When it comes to a TV career, they can’t all be Michael Portillos. And he spent quite a while sanitising his brand, sitting next to Diane Abbott while New Labour fizzled out. If even a handful of these departing Tories want to make as much television as Portillo, they’re going to need their own channel: UKTV Eurosceptic Documentaries.

But who is going to commission and pay for it? Advertising revenues are plummeting because of the UK’s terrible economic performance under the stewardship of this little group of jobseekers. Andrew Neil’s Channel 4 show has been either paused or axed as a result. He’s an experienced broadcaster: if he can’t get a gig, what hope is there for Sir Graham Brady?
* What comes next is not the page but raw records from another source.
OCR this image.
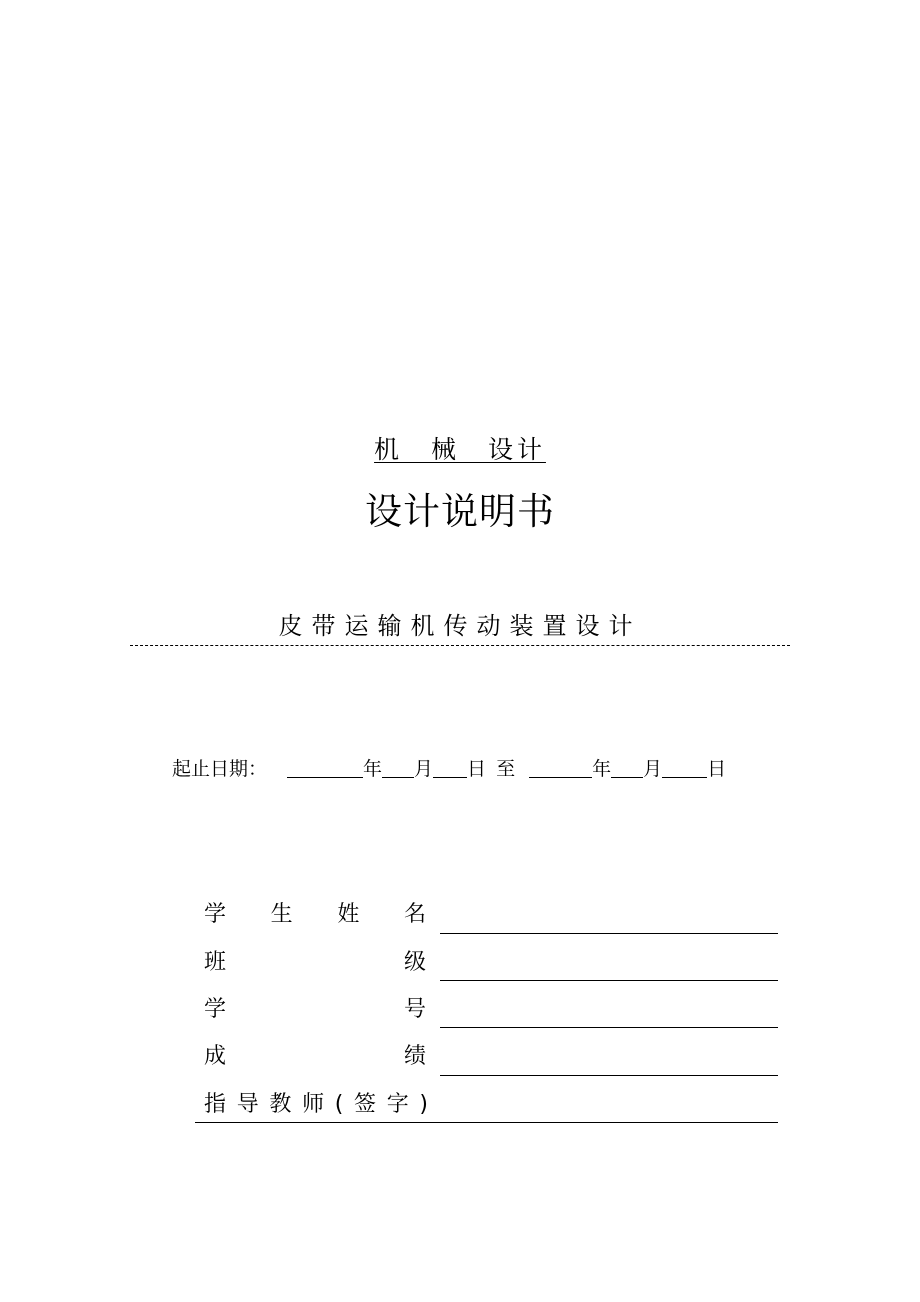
机 械 设计
设计说明书
皮带运输机传动装置设计
起止日期：	年 月 日 至	年 月 日
学 生 姓 名
班	级
学	号
成	绩
指 导 教 师 ( 签 字 )
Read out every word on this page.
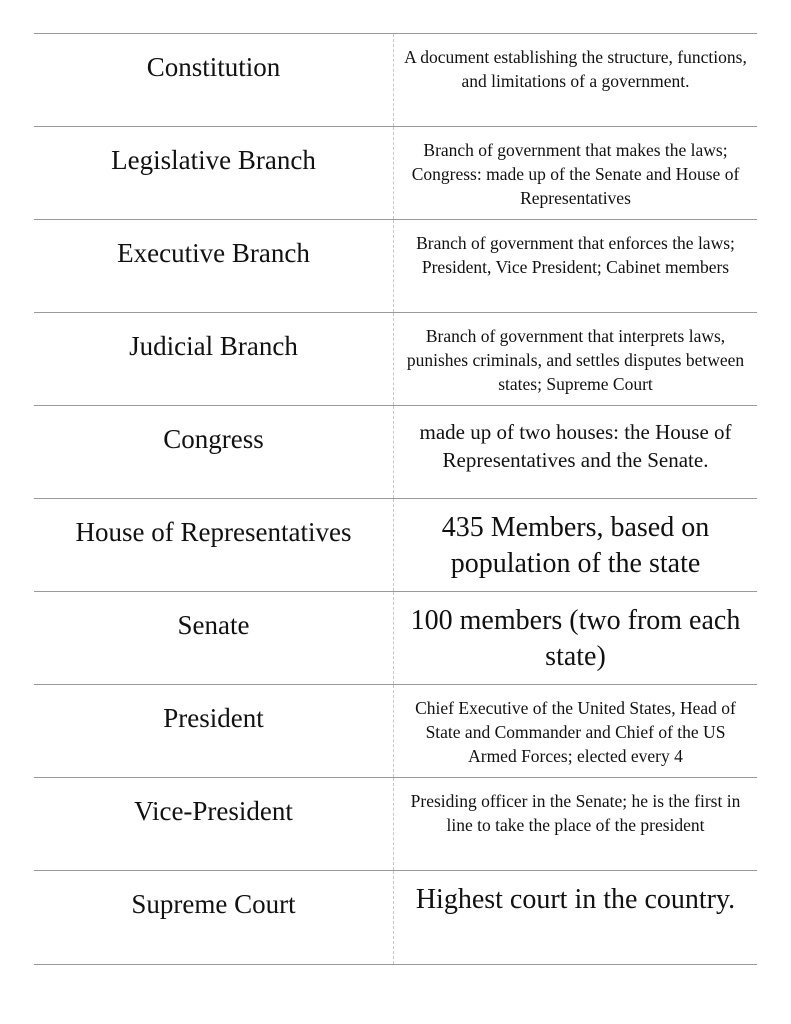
Constitution	A document establishing the structure, functions, and limitations of a government.
Legislative Branch	Branch of government that makes the laws; Congress: made up of the Senate and House of Representatives
Executive Branch	Branch of government that enforces the laws; President, Vice President; Cabinet members
Judicial Branch	Branch of government that interprets laws, punishes criminals, and settles disputes between states; Supreme Court
Congress	made up of two houses: the House of Representatives and the Senate.
House of Representatives	435 Members, based on population of the state
Senate	100 members (two from each state)
President	Chief Executive of the United States, Head of State and Commander and Chief of the US Armed Forces; elected every 4
Vice-President	Presiding officer in the Senate; he is the first in line to take the place of the president
Supreme Court	Highest court in the country.
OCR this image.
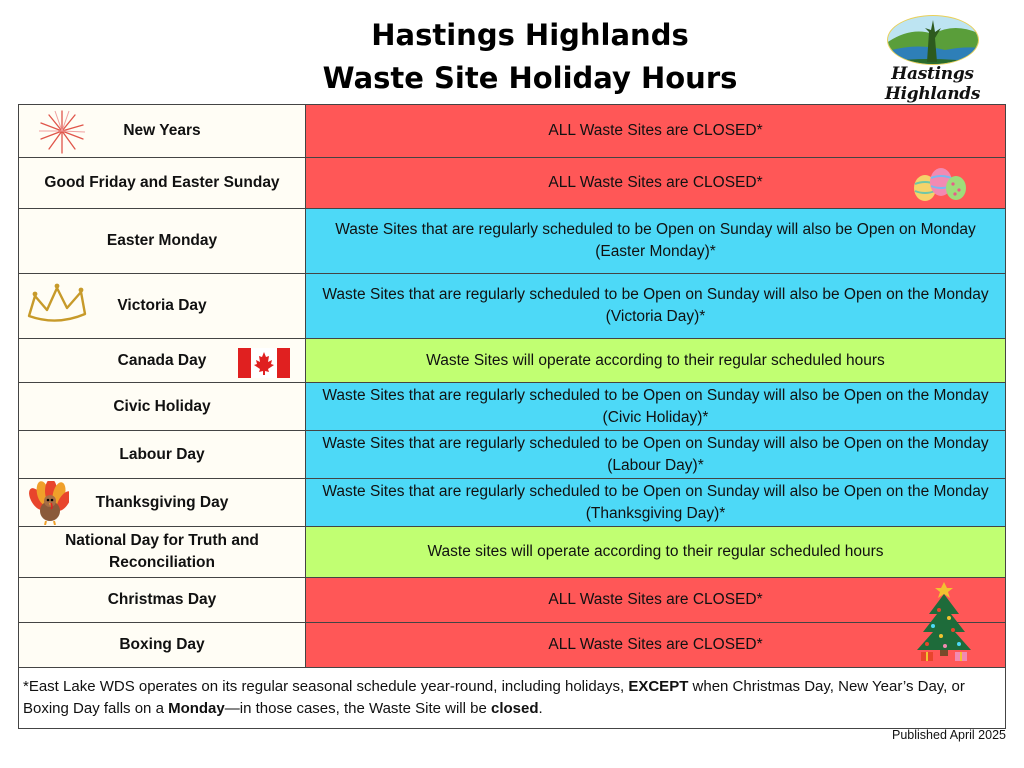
Hastings Highlands
Waste Site Holiday Hours	Hastings Highlands
New Years	ALL Waste Sites are CLOSED*
Good Friday and Easter Sunday	ALL Waste Sites are CLOSED*

Easter Monday	Waste Sites that are regularly scheduled to be Open on Sunday will also be Open on Monday (Easter Monday)*

Victoria Day	Waste Sites that are regularly scheduled to be Open on Sunday will also be Open on the Monday (Victoria Day)*
Canada Day	Waste Sites will operate according to their regular scheduled hours
Civic Holiday	Waste Sites that are regularly scheduled to be Open on Sunday will also be Open on the Monday (Civic Holiday)*
Labour Day	Waste Sites that are regularly scheduled to be Open on Sunday will also be Open on the Monday (Labour Day)*

Thanksgiving Day	Waste Sites that are regularly scheduled to be Open on Sunday will also be Open on the Monday (Thanksgiving Day)*
National Day for Truth and Reconciliation	Waste sites will operate according to their regular scheduled hours
Christmas Day	ALL Waste Sites are CLOSED*

Boxing Day	ALL Waste Sites are CLOSED*
*East Lake WDS operates on its regular seasonal schedule year-round, including holidays, EXCEPT when Christmas Day, New Year’s Day, or Boxing Day falls on a Monday—in those cases, the Waste Site will be closed.	
Published April 2025
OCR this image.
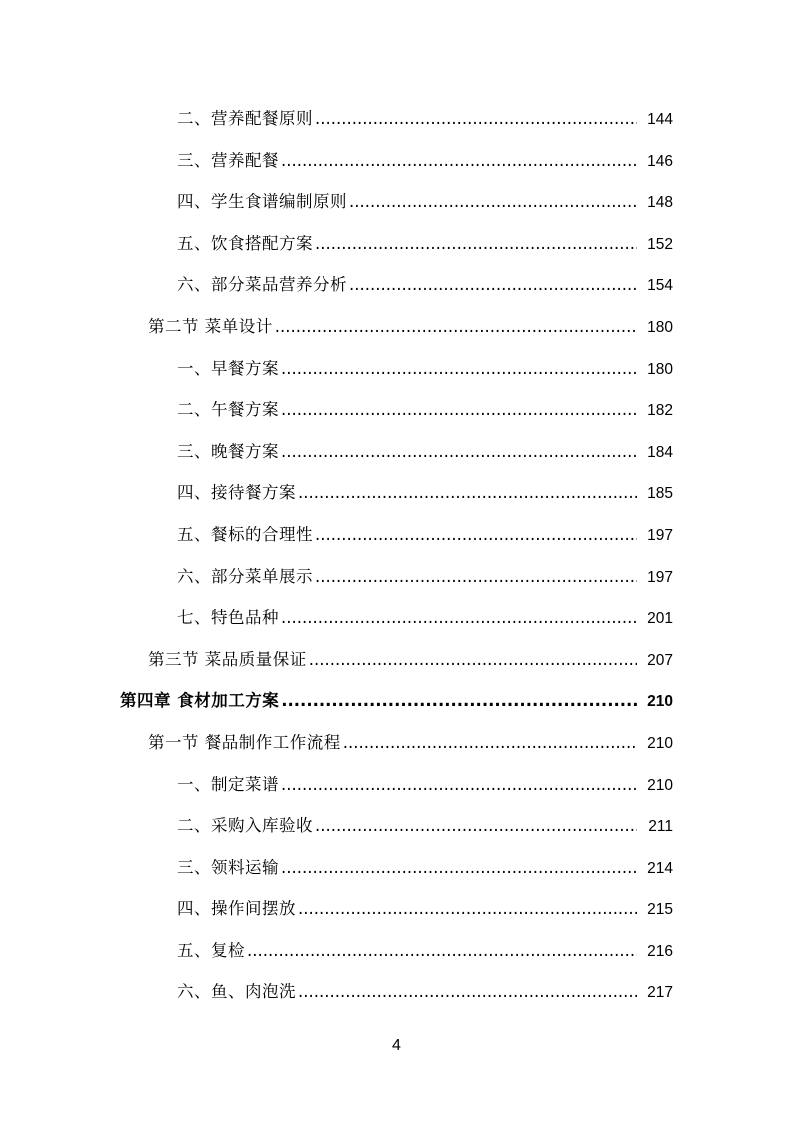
二、营养配餐原则 .....	144
三、营养配餐 .....	146
四、学生食谱编制原则 .....	148
五、饮食搭配方案 .....	152
六、部分菜品营养分析 .....	154
第二节 菜单设计 .....	180
一、早餐方案 .....	180
二、午餐方案 .....	182
三、晚餐方案 .....	184
四、接待餐方案 .....	185
五、餐标的合理性 .....	197
六、部分菜单展示 .....	197
七、特色品种 .....	201
第三节 菜品质量保证 .....	207
第四章 食材加工方案 .....	210
第一节 餐品制作工作流程 .....	210
一、制定菜谱 .....	210
二、采购入库验收 .....	211
三、领料运输 .....	214
四、操作间摆放 .....	215
五、复检 .....	216
六、鱼、肉泡洗 .....	217
4
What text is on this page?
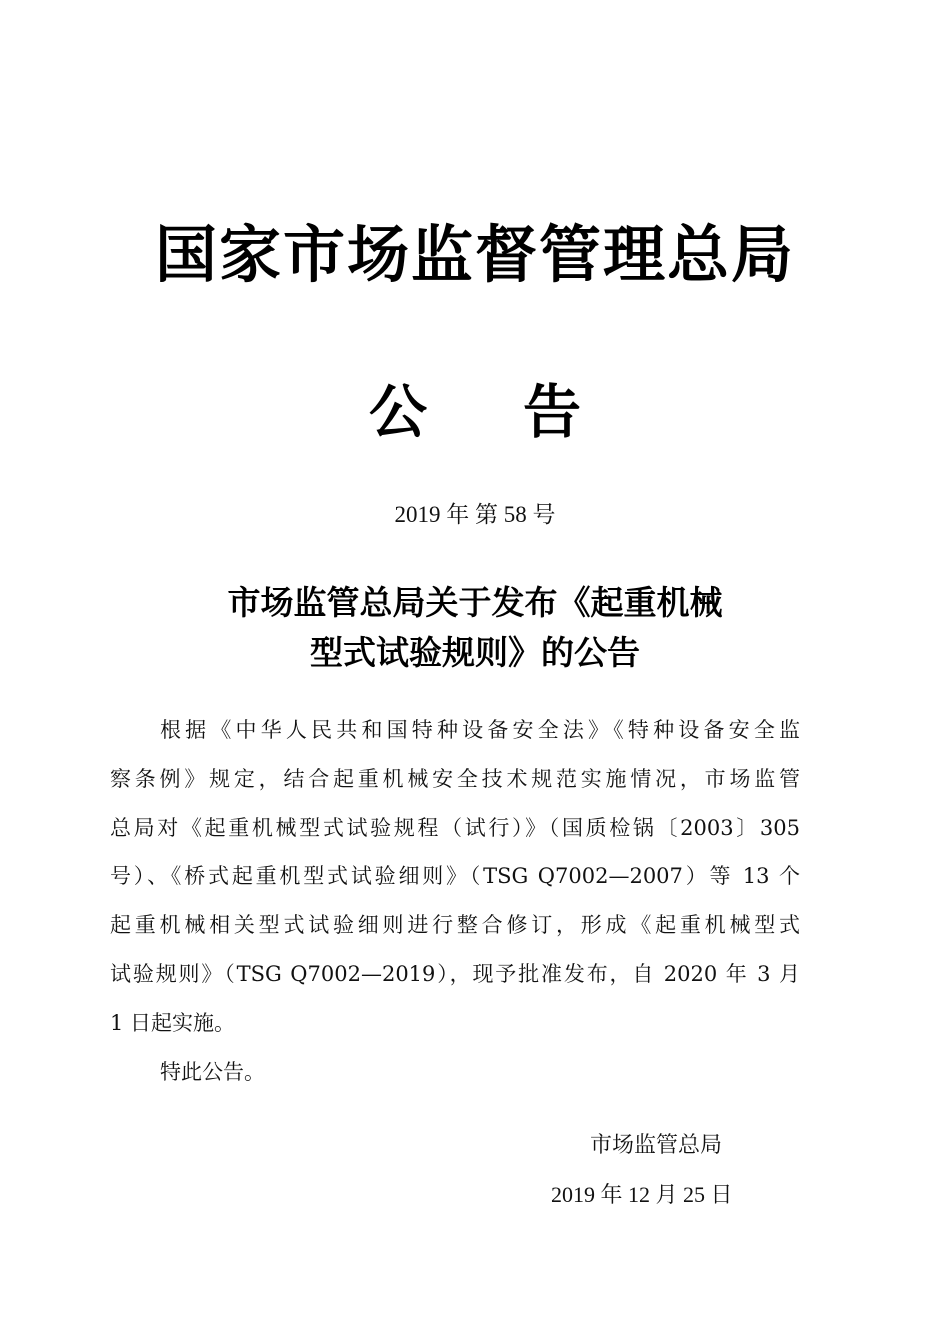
国家市场监督管理总局
公告
2019 年 第 58 号
市场监管总局关于发布《起重机械
型式试验规则》的公告
根据《中华人民共和国特种设备安全法》《特种设备安全监
察条例》规定，结合起重机械安全技术规范实施情况，市场监管
总局对《起重机械型式试验规程（试行）》（国质检锅〔2003〕305
号）、《桥式起重机型式试验细则》（TSG Q7002—2007）等 13 个
起重机械相关型式试验细则进行整合修订，形成《起重机械型式
试验规则》（TSG Q7002—2019），现予批准发布，自 2020 年 3 月
1 日起实施。
特此公告。
市场监管总局
2019 年 12 月 25 日
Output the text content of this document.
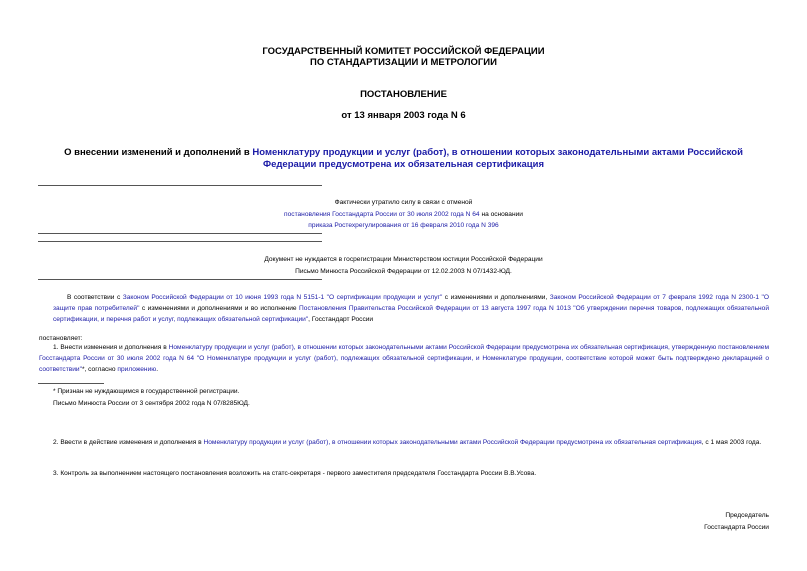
ГОСУДАРСТВЕННЫЙ КОМИТЕТ РОССИЙСКОЙ ФЕДЕРАЦИИ
ПО СТАНДАРТИЗАЦИИ И МЕТРОЛОГИИ
ПОСТАНОВЛЕНИЕ
от 13 января 2003 года N 6
О внесении изменений и дополнений в Номенклатуру продукции и услуг (работ), в отношении которых законодательными актами Российской Федерации предусмотрена их обязательная сертификация
Фактически утратило силу в связи с отменой
постановления Госстандарта России от 30 июля 2002 года N 64 на основании
приказа Ростехрегулирования от 16 февраля 2010 года N 396
Документ не нуждается в госрегистрации Министерством юстиции Российской Федерации
Письмо Минюста Российской Федерации от 12.02.2003 N 07/1432-ЮД.
В соответствии с Законом Российской Федерации от 10 июня 1993 года N 5151-1 "О сертификации продукции и услуг" с изменениями и дополнениями, Законом Российской Федерации от 7 февраля 1992 года N 2300-1 "О защите прав потребителей" с изменениями и дополнениями и во исполнение Постановления Правительства Российской Федерации от 13 августа 1997 года N 1013 "Об утверждении перечня товаров, подлежащих обязательной сертификации, и перечня работ и услуг, подлежащих обязательной сертификации", Госстандарт России
постановляет:
1. Внести изменения и дополнения в Номенклатуру продукции и услуг (работ), в отношении которых законодательными актами Российской Федерации предусмотрена их обязательная сертификация, утвержденную постановлением Госстандарта России от 30 июля 2002 года N 64 "О Номенклатуре продукции и услуг (работ), подлежащих обязательной сертификации, и Номенклатуре продукции, соответствие которой может быть подтверждено декларацией о соответствии"*, согласно приложению.
* Признан не нуждающимся в государственной регистрации.
Письмо Минюста России от 3 сентября 2002 года N 07/8285ЮД.
2. Ввести в действие изменения и дополнения в Номенклатуру продукции и услуг (работ), в отношении которых законодательными актами Российской Федерации предусмотрена их обязательная сертификация, с 1 мая 2003 года.
3. Контроль за выполнением настоящего постановления возложить на статс-секретаря - первого заместителя председателя Госстандарта России В.В.Усова.
Председатель
Госстандарта России
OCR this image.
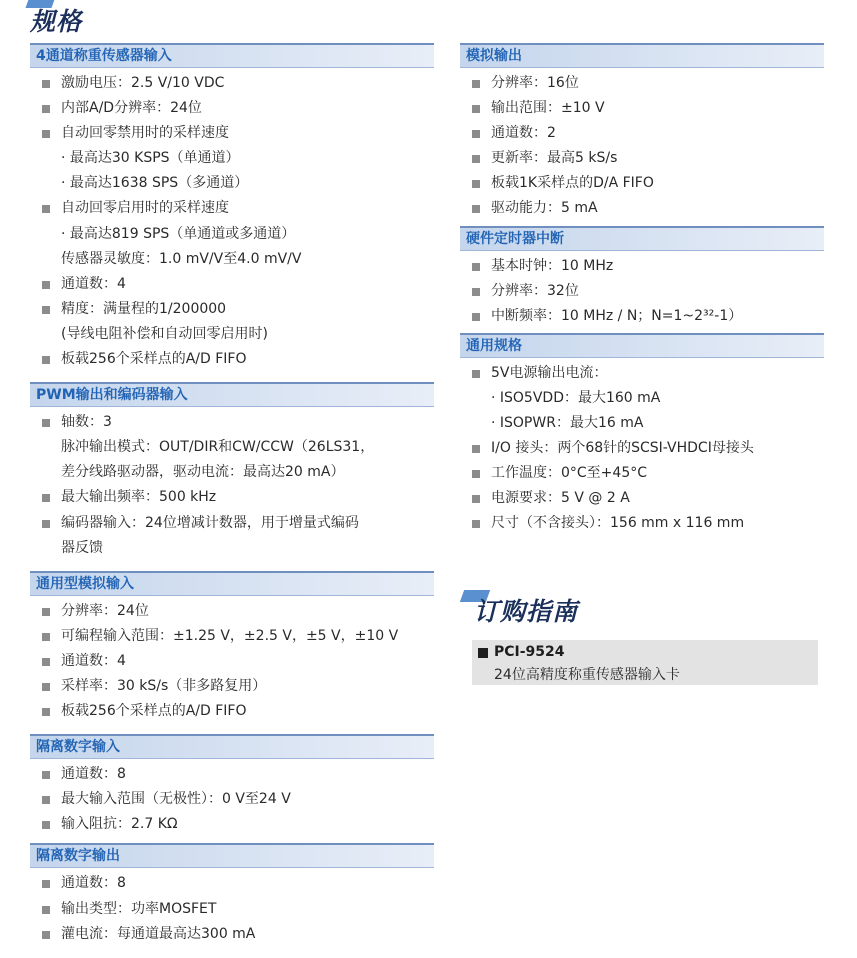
规格
4通道称重传感器输入
激励电压：2.5 V/10 VDC
内部A/D分辨率：24位
自动回零禁用时的采样速度
· 最高达30 KSPS（单通道）
· 最高达1638 SPS（多通道）
自动回零启用时的采样速度
· 最高达819 SPS（单通道或多通道）
传感器灵敏度：1.0 mV/V至4.0 mV/V
通道数：4
精度：满量程的1/200000
(导线电阻补偿和自动回零启用时)
板载256个采样点的A/D FIFO
PWM输出和编码器输入
轴数：3
脉冲输出模式：OUT/DIR和CW/CCW（26LS31，
差分线路驱动器，驱动电流：最高达20 mA）
最大输出频率：500 kHz
编码器输入：24位增减计数器，用于增量式编码
器反馈
通用型模拟输入
分辨率：24位
可编程输入范围：±1.25 V，±2.5 V，±5 V，±10 V
通道数：4
采样率：30 kS/s（非多路复用）
板载256个采样点的A/D FIFO
隔离数字输入
通道数：8
最大输入范围（无极性）：0 V至24 V
输入阻抗：2.7 KΩ
隔离数字输出
通道数：8
输出类型：功率MOSFET
灌电流：每通道最高达300 mA
模拟输出
分辨率：16位
输出范围：±10 V
通道数：2
更新率：最高5 kS/s
板载1K采样点的D/A FIFO
驱动能力：5 mA
硬件定时器中断
基本时钟：10 MHz
分辨率：32位
中断频率：10 MHz / N；N=1~2³²-1）
通用规格
5V电源输出电流：
· ISO5VDD：最大160 mA
· ISOPWR：最大16 mA
I/O 接头：两个68针的SCSI-VHDCI母接头
工作温度：0°C至+45°C
电源要求：5 V @ 2 A
尺寸（不含接头）：156 mm x 116 mm
订购指南
PCI-9524
24位高精度称重传感器输入卡
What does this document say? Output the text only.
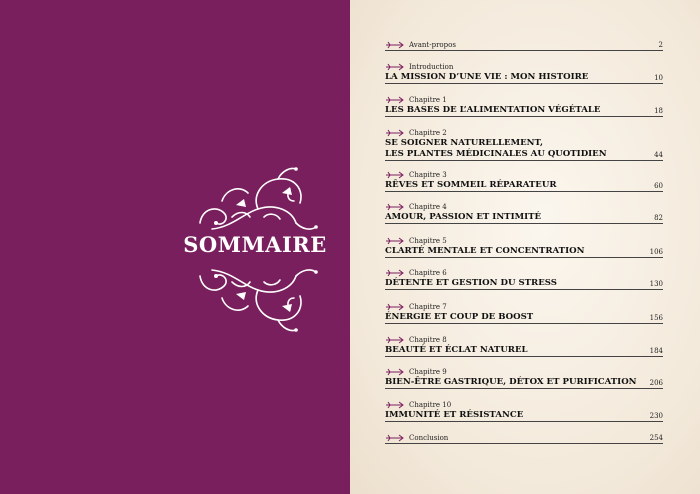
SOMMAIRE
Avant-propos	2
Introduction
LA MISSION D’UNE VIE : MON HISTOIRE	10
Chapitre 1
LES BASES DE L’ALIMENTATION VÉGÉTALE	18
Chapitre 2
SE SOIGNER NATURELLEMENT,
LES PLANTES MÉDICINALES AU QUOTIDIEN	44
Chapitre 3
RÊVES ET SOMMEIL RÉPARATEUR	60
Chapitre 4
AMOUR, PASSION ET INTIMITÉ	82
Chapitre 5
CLARTÉ MENTALE ET CONCENTRATION	106
Chapitre 6
DÉTENTE ET GESTION DU STRESS	130
Chapitre 7
ÉNERGIE ET COUP DE BOOST	156
Chapitre 8
BEAUTÉ ET ÉCLAT NATUREL	184
Chapitre 9
BIEN-ÊTRE GASTRIQUE, DÉTOX ET PURIFICATION	206
Chapitre 10
IMMUNITÉ ET RÉSISTANCE	230
Conclusion	254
There’s always the BBC. Its funding is less susceptible to the fluctuations of a wrecked economy. Still, it’s a somewhat battered institution having endured a succession of secretaries of state who showed few signs of believing it had the right to exist. If Nadine Dorries wanted a show on a channel that anyone actually watches, she should have got it in writing while she was still in the cabinet.

The corporation’s resources are limited too, having had to accept licence fee settlements that were solidly this side of the dreams of avarice even before mismanagement of the economy sent the spending power of sterling through the floor. Still, in TV, there’s always money for the right idea, and I may have it. We get all of them to squeeze into one of those boats they failed to stop arriving on the south coast and row their way to France where, thanks to their own political movement, they no longer have any right to live or work. That might win a Bafta.